# Sinusoidal & Stochastic/noise decomposition

Hi all,

I wonder if anyone has an implementation for this? I’d need partial extraction similar to sigmund~ but I would love to get the synthesized sound to be as close to the original as possible.

Xavier Serra’s dissertation (http://mtg.upf.edu/files/publications/PhD-Thesis-1989-xserra.pdf) does partial tracking and synthesis and then subtracts that signal from the original in the frequency domain. If the phase is preserved it can be subtracted in the time domain.

If I have to implement this myself I would probably use sigmund~ and do the subtraction inside a pfft~ patch. I know that in Serra’s paper he smooths out the noise as a smooth frequency contour so the general shape of the stochastic part is preserved and made more conducive to transformation through a simpler representation. I will probably try this out but maybe someone has a better implementation already made?

I’m only using this so that I can highlight partials and do time streching with the oscillator control data sigmund~ gives but to add a little realism to the signal.

It would also be nice to somehow avoid all the craziness sigmund~ produces during more turbulent parts of the signal (attacks), perhaps changing the noise/sinusoidal mix depending on amplitude fluctuations and zero crossing rate(noisiness)?

Any thoughts are much appreciated. I’m not wedded to using sigmund~ but something that’ll give me control data for a collection of oscillators would be ideal while giving me the residual.

My final question is, how about that phase information on the sinusoidal part? Although I know it doesn’t matter perceptually, I would like a way of preserving this because of my project’s technical needs (I’m too much of a noob to implement partial tracking myself).

bump!

Just wondering if anybody else has tried this or have an implementation of it in max.

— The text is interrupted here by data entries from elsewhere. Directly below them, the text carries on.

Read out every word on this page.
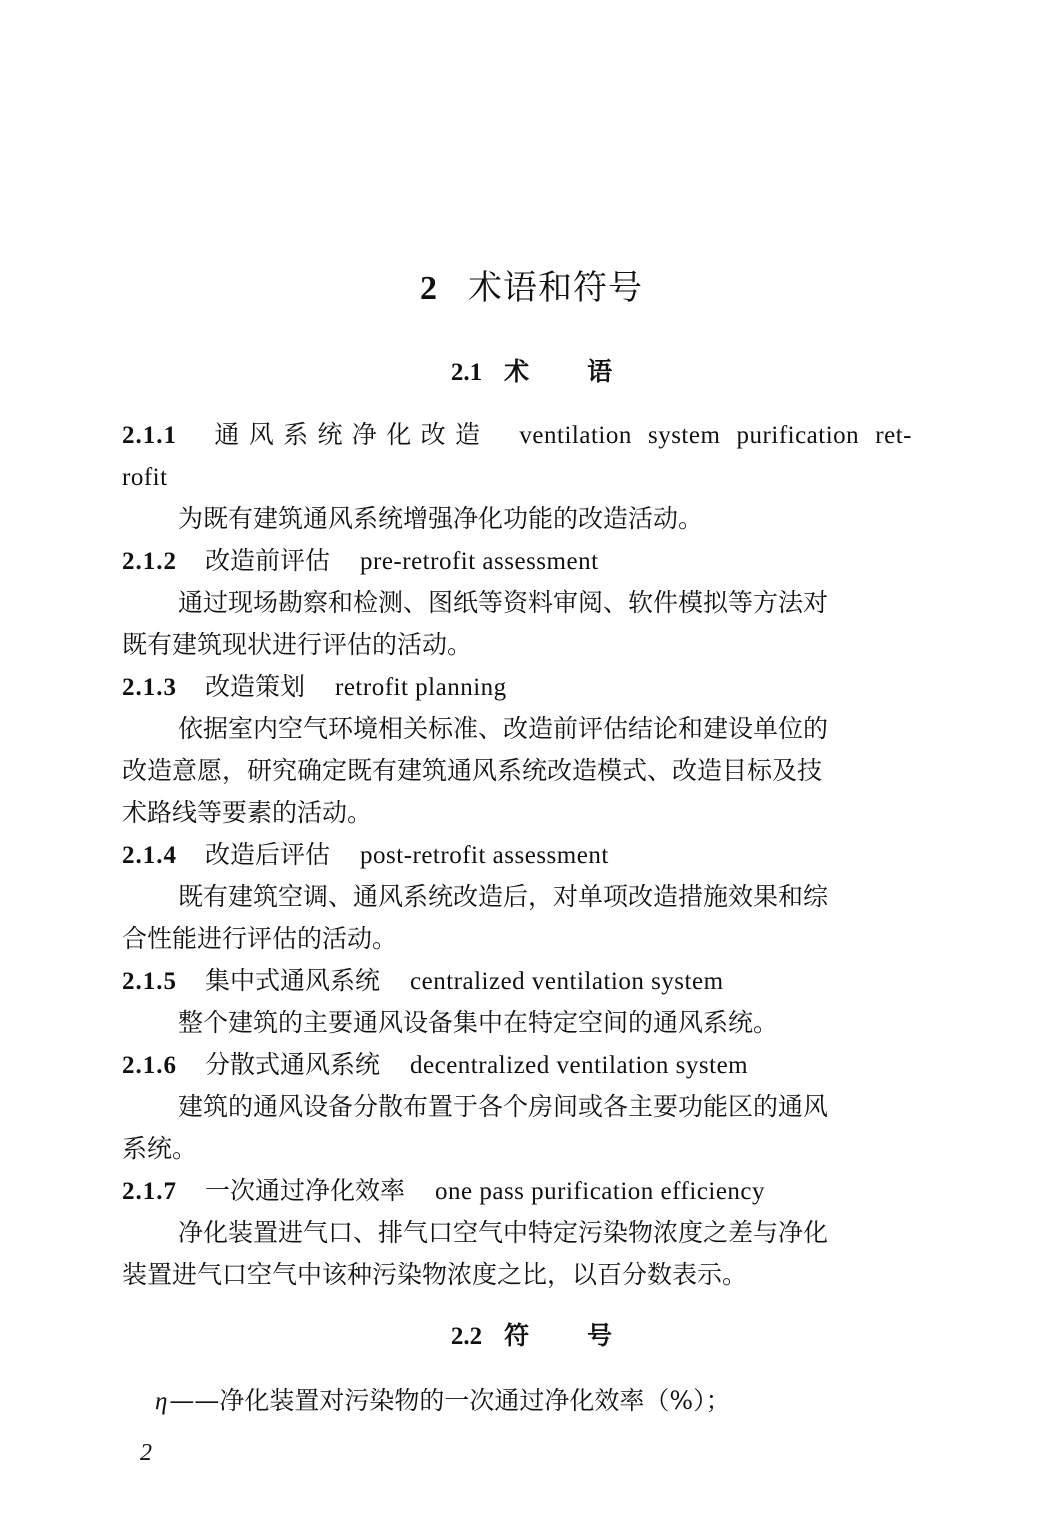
2 术语和符号
2.1 术 语
2.1.1 通风系统净化改造 ventilation system purification ret-
rofit
为既有建筑通风系统增强净化功能的改造活动。
2.1.2 改造前评估 pre-retrofit assessment
通过现场勘察和检测、图纸等资料审阅、软件模拟等方法对
既有建筑现状进行评估的活动。
2.1.3 改造策划 retrofit planning
依据室内空气环境相关标准、改造前评估结论和建设单位的
改造意愿，研究确定既有建筑通风系统改造模式、改造目标及技
术路线等要素的活动。
2.1.4 改造后评估 post-retrofit assessment
既有建筑空调、通风系统改造后，对单项改造措施效果和综
合性能进行评估的活动。
2.1.5 集中式通风系统 centralized ventilation system
整个建筑的主要通风设备集中在特定空间的通风系统。
2.1.6 分散式通风系统 decentralized ventilation system
建筑的通风设备分散布置于各个房间或各主要功能区的通风
系统。
2.1.7 一次通过净化效率 one pass purification efficiency
净化装置进气口、排气口空气中特定污染物浓度之差与净化
装置进气口空气中该种污染物浓度之比，以百分数表示。
2.2 符 号
η——净化装置对污染物的一次通过净化效率（%）；
2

Today I tried frequency domain subtraction to remove sinusoidal components (from the sigmund partial tracking patch) and I must say it works quite well! You can retain just the attack/noise or add both signals together to reconstruct the original signal roughly.

Constructing some simple model of the noise component would be nice, in Serra’s thesis he used filtered noise with the overall shape of the noise spectrum modeled with a break-point function I think.

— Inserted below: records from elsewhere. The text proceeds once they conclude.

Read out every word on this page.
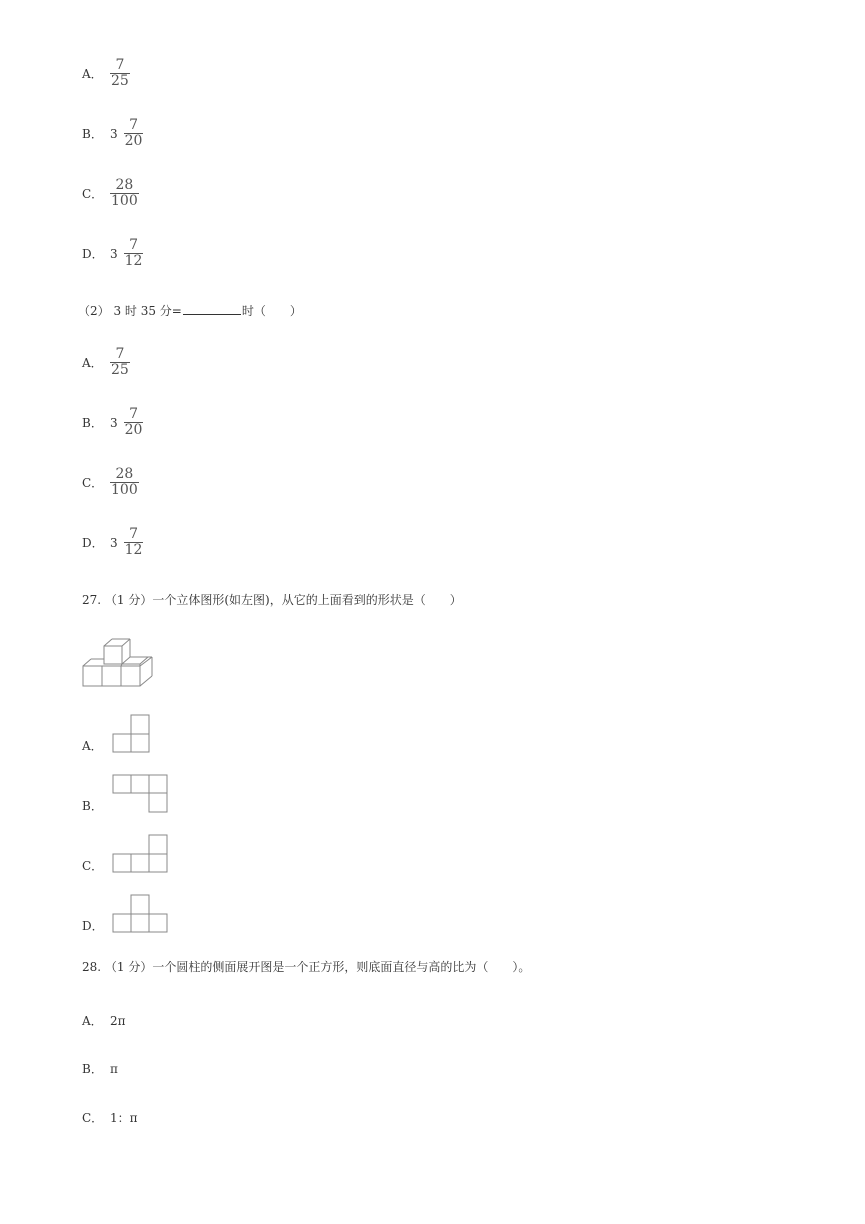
A． $\frac{7}{25}$
B． $3 \frac{7}{20}$
C． $\frac{28}{100}$
D． $3 \frac{7}{12}$
（2） 3 时 35 分=	时（　　）
A． $\frac{7}{25}$
B． $3 \frac{7}{20}$
C． $\frac{28}{100}$
D． $3 \frac{7}{12}$
27. （1 分）一个立体图形(如左图)，从它的上面看到的形状是（　　）
A．
B．
C．
D．
28. （1 分）一个圆柱的侧面展开图是一个正方形，则底面直径与高的比为（　　）。
A． 2π
B． π
C． 1：π
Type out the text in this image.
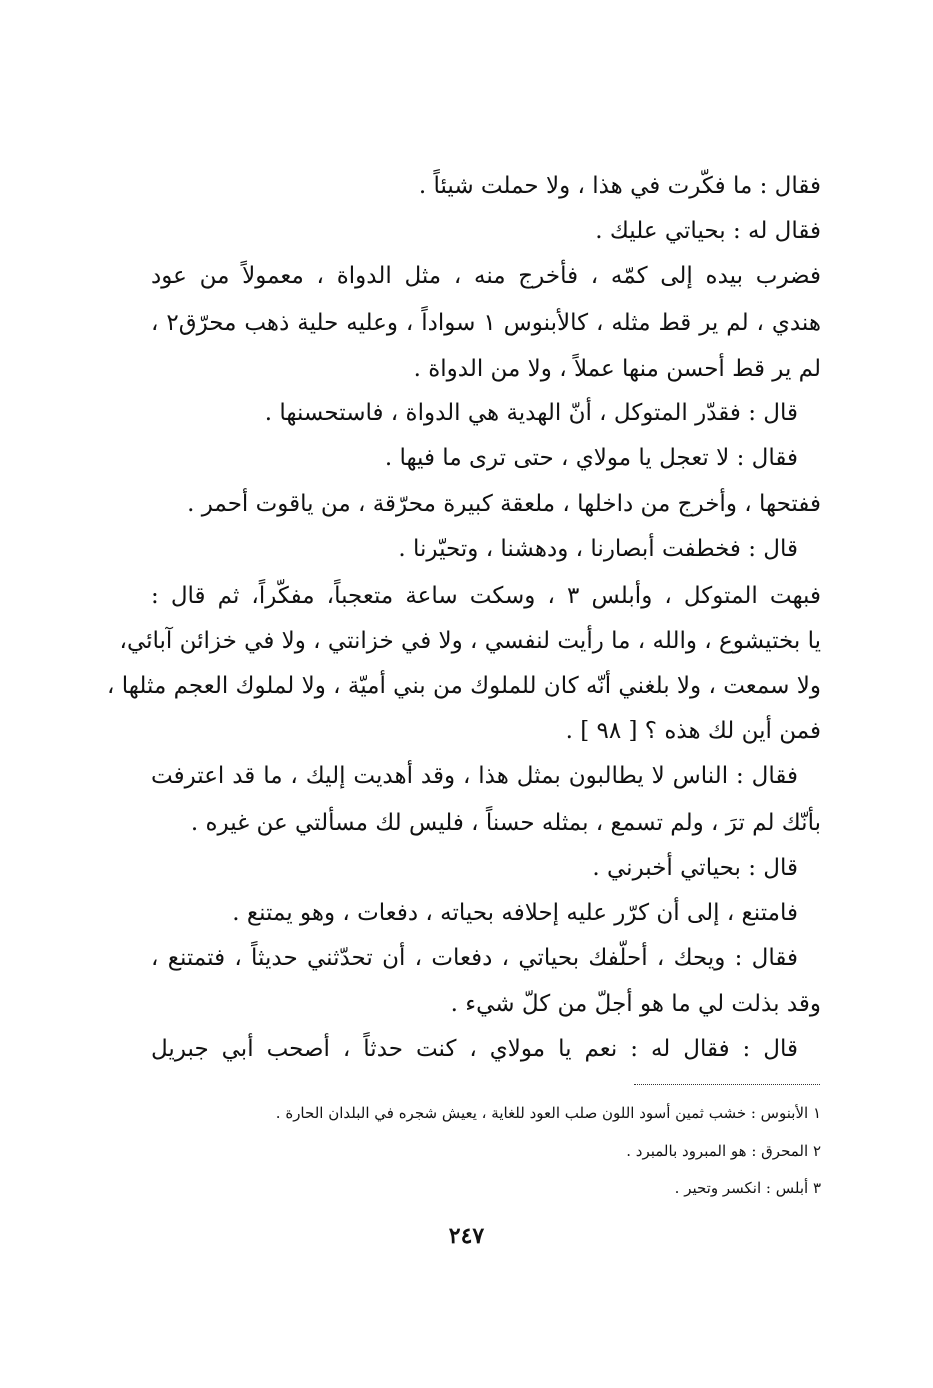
فقال : ما فكّرت في هذا ، ولا حملت شيئاً .
فقال له : بحياتي عليك .
فضرب بيده إلى كمّه ، فأخرج منه ، مثل الدواة ، معمولاً من عود
هندي ، لم ير قط مثله ، كالأبنوس ١ سواداً ، وعليه حلية ذهب محرّق٢ ،
لم ير قط أحسن منها عملاً ، ولا من الدواة .
قال : فقدّر المتوكل ، أنّ الهدية هي الدواة ، فاستحسنها .
فقال : لا تعجل يا مولاي ، حتى ترى ما فيها .
ففتحها ، وأخرج من داخلها ، ملعقة كبيرة محرّقة ، من ياقوت أحمر .
قال : فخطفت أبصارنا ، ودهشنا ، وتحيّرنا .
فبهت المتوكل ، وأبلس ٣ ، وسكت ساعة متعجباً، مفكّراً، ثم قال :
يا بختيشوع ، والله ، ما رأيت لنفسي ، ولا في خزانتي ، ولا في خزائن آبائي،
ولا سمعت ، ولا بلغني أنّه كان للملوك من بني أميّة ، ولا لملوك العجم مثلها ،
فمن أين لك هذه ؟ [ ٩٨ ] .
فقال : الناس لا يطالبون بمثل هذا ، وقد أهديت إليك ، ما قد اعترفت
بأنّك لم ترَ ، ولم تسمع ، بمثله حسناً ، فليس لك مسألتي عن غيره .
قال : بحياتي أخبرني .
فامتنع ، إلى أن كرّر عليه إحلافه بحياته ، دفعات ، وهو يمتنع .
فقال : ويحك ، أحلّفك بحياتي ، دفعات ، أن تحدّثني حديثاً ، فتمتنع ،
وقد بذلت لي ما هو أجلّ من كلّ شيء .
قال : فقال له : نعم يا مولاي ، كنت حدثاً ، أصحب أبي جبريل
١ الأبنوس : خشب ثمين أسود اللون صلب العود للغاية ، يعيش شجره في البلدان الحارة .
٢ المحرق : هو المبرود بالمبرد .
٣ أبلس : انكسر وتحير .
٢٤٧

Hello digiology, I am very interested in this question !

I found X. Serra’s work some month before, and I would really like to be able to test the harmonic/noise separation in Max!

Do you have an implementation of your work ?

Hey jebb,

I posted an implementation in this thread: http://cycling74.com/forums/topic.php?id=27689 you can ignore the pitch shifting part.

You’ll need the sigmund~ external. Because this doesn’t retain the phase the subtraction has to be done in the frequency domain (in a pfft~ object).

The sine wave model isn’t perfect but listening to the noise part on its own is surprisingly good if you’re looking for that effect.

Hey digiology,

Thanks for the answer . Unfortunately, I cannot do any test because I don’t have a Mac, and sigmund~ isn’t available for win.

Do you think you could test your separation tool with the file bourdon8.wav that I’ve posted on :

http://cycling74.com/forums/topic.php?id=27943

It is normal that the SNR is the low (I choose on purpose this one, from all the samples that I’ve recorded, because this is one with the lowest SNR!)

Thanks a lot

sigmund~ is available for Max on Windows, compiled by Rob Clouth. you can find it at maxobjects.com:

I’ve used residual noise in non-realtime quite a bit, so I know what you’re after. (SPEAR works in non-realtime.)

I wonder if you could skip sigmund~ and go straight at some kind of statistical analysis of the fft~. Maybe zero out bins that are much louder than the surrounding bins? Or, set some kind of limiter on bin amplitude… perhaps low-passing the amplitude stream in pfft~?